Mr Osborne has suggested that we are acting precipitantly in moving against the Chief Minister before the Auditor-General reports on another issue - the financial farce surrounding the Bruce Stadium redevelopment. I am concerned that Mr Osborne has declared his hand without hearing the argument. This is not a precipitant move. It is not something we do lightly. It is the only possible reaction to the scathing criticism of the coroner, and the Chief Minister's failure to act responsibly to the legitimate anger of the Canberra community.

Mr Speaker, the Government will maintain that no Minister can possibly be expected to know everything that occurs in the line areas of the departments and agencies for which he or she is responsible, but the coroner confirms that this whole project was conceived at the highest levels of government and driven from the Chief Minister's office by her closest advisers. She cannot use the defence that she simply did not know.

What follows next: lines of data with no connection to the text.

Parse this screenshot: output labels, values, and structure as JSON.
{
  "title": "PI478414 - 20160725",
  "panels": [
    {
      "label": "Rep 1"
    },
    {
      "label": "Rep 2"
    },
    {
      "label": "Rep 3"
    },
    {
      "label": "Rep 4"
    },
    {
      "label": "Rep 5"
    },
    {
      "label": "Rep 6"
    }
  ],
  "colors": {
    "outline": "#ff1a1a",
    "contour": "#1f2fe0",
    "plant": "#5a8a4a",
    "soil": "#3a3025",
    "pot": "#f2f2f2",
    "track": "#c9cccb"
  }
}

The Government will run the line that the Labor Party has moved this want of confidence simply because it is besotted with the idea of seizing government without winning the confidence of the electorate. That is not the case. I have moved this motion because the Opposition no longer has any confidence that the Chief Minister is capable of meeting the responsibilities of the office she holds. This is a motion against the Chief Minister, not the Government. The coroner found that the Chief Minister was the Minister assuming responsibility for the project. The Chief Minister presided over the appalling and systemic failures of administrative practice and corruption of process that led to the Government totally abrogating its responsibility for the most fundamental of its obligations - to protect its citizens. The coroner referred to systemic failure because, as the coroner said, "it starts at the Government as client".

The Canberra Times editorial of 8 November got it right, saying:

... she can be and must be held to account for the way in which she has organised her resources. The style of ACT administration is very much her baby. The senior officials are largely her appointments. The reporting lines, and the reward systems, are matters in which she has been involved. The question is not whether her dabbling was a factor in the disaster, but whether and why the system and the people failed.